C’est Vidauban, deuxième plus grosse commune de la 4ème circonscription, qui a été choisie par Françoise Dumont, candidate investie par Les Républicains, et son suppléant Dominique Lain conseiller départemental (canton du Luc), pour lancer la campagne des législatives de juin prochain lors d’une première réunion publique.

Devant près de 200 personnes, et devant les maires de Vidauban, Lorgues, Gonfaron, Besse, du Lavandou, ce lancement de campagne a mis l’accent sur la nécessité du rassemblement «en vue d’une échéance capitale pour la France après la présidentielle». Tour à tour, Claude Pianetti, maire de Vidauban, Gil Bernardi, maire du Lavandou et Dominique Lain, en sa qualité de suppléant, ont rappelé les raisons pour lesquelles Françoise Dumont a été choisie comme candidate Les Républicains sur ce territoire sous la menace d’une double problématique : les spéculations du Front National depuis Fréjus et les conséquences irresponsables d’éventuelles dissidences.

Françoise Dumont se veut la candidate de la droite et du centre, mais avant celle du rassemblement hors des adversités locales, au dessus des rivalités parfois entre communes du littoral et celles de l’arrière pays. En présence de Carole Barisone, présidente du comité départemental de la société civile avec François Fillon, la candidate a rappelé que la seule alternance possible et crédible doit se faire autour du candidat Les Républicains, dont le programme est le seul à pouvoir relever la France.

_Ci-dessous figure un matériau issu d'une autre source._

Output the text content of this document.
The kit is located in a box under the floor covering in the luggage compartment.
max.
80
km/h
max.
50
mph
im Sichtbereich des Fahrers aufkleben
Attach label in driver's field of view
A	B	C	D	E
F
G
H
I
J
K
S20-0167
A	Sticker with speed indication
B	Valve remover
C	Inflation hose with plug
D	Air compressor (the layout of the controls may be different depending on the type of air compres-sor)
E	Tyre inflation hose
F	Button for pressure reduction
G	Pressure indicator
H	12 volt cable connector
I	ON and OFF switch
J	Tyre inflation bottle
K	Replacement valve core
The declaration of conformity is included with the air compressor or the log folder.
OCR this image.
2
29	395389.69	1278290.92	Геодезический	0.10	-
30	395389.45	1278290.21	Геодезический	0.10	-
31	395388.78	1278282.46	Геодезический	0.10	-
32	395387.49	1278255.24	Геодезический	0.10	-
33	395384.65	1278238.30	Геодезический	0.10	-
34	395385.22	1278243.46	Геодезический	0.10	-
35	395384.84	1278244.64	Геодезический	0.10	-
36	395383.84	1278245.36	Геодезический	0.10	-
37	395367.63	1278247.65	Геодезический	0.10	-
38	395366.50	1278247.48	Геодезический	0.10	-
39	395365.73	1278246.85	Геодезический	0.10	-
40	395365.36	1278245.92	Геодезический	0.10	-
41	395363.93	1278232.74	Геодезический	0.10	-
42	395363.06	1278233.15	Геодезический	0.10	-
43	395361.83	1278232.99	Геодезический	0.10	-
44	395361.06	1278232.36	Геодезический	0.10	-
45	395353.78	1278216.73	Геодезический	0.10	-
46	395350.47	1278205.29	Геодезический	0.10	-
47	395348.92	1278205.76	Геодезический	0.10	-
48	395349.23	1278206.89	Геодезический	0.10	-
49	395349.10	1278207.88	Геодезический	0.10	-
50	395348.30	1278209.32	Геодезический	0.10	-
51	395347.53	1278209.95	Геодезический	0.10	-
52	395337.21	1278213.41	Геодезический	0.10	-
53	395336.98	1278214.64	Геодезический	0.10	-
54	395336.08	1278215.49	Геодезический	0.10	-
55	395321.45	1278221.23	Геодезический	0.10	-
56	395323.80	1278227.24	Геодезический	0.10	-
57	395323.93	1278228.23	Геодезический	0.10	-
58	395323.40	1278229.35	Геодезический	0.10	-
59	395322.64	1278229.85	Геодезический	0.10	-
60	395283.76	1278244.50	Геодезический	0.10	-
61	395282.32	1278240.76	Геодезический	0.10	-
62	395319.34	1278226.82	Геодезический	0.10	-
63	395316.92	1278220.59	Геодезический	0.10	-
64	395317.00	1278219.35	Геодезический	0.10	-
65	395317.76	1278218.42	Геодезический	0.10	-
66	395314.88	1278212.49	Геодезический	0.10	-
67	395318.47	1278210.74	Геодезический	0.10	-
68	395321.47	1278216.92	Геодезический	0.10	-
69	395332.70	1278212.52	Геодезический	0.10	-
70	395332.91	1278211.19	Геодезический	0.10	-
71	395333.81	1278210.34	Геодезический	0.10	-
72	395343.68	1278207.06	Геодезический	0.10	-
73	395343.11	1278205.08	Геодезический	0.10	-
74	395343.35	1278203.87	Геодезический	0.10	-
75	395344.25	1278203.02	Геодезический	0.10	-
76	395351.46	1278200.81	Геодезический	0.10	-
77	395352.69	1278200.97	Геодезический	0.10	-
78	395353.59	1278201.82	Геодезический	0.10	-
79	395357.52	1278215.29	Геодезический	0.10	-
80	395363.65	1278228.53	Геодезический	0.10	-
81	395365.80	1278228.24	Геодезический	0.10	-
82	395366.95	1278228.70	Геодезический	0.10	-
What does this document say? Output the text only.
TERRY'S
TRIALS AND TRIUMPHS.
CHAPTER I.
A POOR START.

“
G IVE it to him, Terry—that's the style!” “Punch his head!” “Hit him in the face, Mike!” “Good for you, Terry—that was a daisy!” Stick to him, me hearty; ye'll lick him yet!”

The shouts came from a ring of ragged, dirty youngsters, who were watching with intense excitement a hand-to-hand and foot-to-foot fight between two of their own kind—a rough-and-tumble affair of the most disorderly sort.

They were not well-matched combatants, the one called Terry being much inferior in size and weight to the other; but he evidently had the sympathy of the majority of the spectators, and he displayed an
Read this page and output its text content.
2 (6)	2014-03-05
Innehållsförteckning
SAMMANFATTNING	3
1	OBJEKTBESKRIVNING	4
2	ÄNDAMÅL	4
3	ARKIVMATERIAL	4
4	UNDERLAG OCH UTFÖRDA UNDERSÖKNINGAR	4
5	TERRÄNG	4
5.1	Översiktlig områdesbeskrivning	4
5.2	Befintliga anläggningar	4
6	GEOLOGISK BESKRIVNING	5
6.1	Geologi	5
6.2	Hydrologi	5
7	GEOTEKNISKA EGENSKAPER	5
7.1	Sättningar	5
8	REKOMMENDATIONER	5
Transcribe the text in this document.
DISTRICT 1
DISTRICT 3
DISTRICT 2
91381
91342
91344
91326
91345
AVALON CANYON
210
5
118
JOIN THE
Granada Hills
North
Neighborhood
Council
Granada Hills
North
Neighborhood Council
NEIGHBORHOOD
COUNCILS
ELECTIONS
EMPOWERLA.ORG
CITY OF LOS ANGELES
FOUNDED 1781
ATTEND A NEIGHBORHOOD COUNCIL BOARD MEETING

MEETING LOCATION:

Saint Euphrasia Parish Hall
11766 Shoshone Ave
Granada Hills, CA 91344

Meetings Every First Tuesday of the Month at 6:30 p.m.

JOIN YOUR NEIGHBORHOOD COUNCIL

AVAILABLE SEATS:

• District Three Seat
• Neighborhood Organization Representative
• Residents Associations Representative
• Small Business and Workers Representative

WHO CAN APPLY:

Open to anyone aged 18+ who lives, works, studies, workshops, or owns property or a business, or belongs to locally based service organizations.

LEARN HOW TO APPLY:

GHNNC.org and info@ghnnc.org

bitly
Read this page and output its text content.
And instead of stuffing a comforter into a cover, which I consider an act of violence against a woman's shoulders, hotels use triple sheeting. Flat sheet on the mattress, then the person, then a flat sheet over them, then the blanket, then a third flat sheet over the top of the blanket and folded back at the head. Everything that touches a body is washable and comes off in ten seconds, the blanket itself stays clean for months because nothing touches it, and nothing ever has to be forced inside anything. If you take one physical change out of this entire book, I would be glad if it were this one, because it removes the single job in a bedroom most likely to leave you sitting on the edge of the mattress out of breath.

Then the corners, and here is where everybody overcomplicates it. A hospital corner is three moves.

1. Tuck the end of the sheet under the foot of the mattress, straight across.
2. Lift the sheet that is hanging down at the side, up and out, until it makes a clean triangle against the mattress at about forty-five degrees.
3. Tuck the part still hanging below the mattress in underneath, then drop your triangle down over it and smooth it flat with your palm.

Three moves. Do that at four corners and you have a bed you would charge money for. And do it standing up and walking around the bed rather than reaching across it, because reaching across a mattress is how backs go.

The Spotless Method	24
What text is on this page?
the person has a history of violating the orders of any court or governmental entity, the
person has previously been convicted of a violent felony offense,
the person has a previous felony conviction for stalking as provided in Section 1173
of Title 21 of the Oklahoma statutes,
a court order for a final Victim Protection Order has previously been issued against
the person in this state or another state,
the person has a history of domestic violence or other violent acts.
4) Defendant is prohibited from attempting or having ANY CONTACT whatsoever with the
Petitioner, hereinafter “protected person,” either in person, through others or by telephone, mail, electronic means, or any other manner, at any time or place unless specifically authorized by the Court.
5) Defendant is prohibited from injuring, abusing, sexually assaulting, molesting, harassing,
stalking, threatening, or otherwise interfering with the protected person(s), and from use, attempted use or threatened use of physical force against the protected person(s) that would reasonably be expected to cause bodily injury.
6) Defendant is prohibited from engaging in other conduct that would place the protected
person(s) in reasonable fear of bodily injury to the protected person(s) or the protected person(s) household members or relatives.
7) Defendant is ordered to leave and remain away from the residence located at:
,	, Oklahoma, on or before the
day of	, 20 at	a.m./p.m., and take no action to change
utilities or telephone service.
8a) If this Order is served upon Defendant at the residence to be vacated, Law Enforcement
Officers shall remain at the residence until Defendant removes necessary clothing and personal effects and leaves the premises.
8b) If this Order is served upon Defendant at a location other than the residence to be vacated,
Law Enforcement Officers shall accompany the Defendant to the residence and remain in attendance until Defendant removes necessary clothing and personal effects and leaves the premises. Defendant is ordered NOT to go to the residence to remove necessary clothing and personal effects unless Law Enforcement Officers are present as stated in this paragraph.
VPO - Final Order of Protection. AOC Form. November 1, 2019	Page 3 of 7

Au niveau politique, l’accent a été mis sur le véritable adversaire de cette campagne : le FN, « qui va mettre le paquet en lorgnant sur des circonscriptions qu’il estime gagnables ». Question programme, Françoise Dumont a rappelé son attachement aux dotations municipales qui ont vu leur niveau baisser « il faut stopper cette baisse et penser à leur réévaluation », également son souci du désenclavement de certains territoires de la circonscription, la valorisation touristique qu’elle matrise parfaitement en tant que présidente de Var Tourisme, la lutte contre le chômage, la politique des quotas pour limiter l’immigration économique, l’augmentation des effectifs pour assurer la sécurité des populations, l’accent mis sur la formation, l’apprentissage et une éducation citoyenne.

Un appel a été lancé au rassemblement des forces de droite et du centre au premier tour qui s’adresse forcément aux candidatures d’égos qui feraient de fait le jeu de l’extrême droite. Une responsabilité que les électeurs de la droite ne pardonneront pas.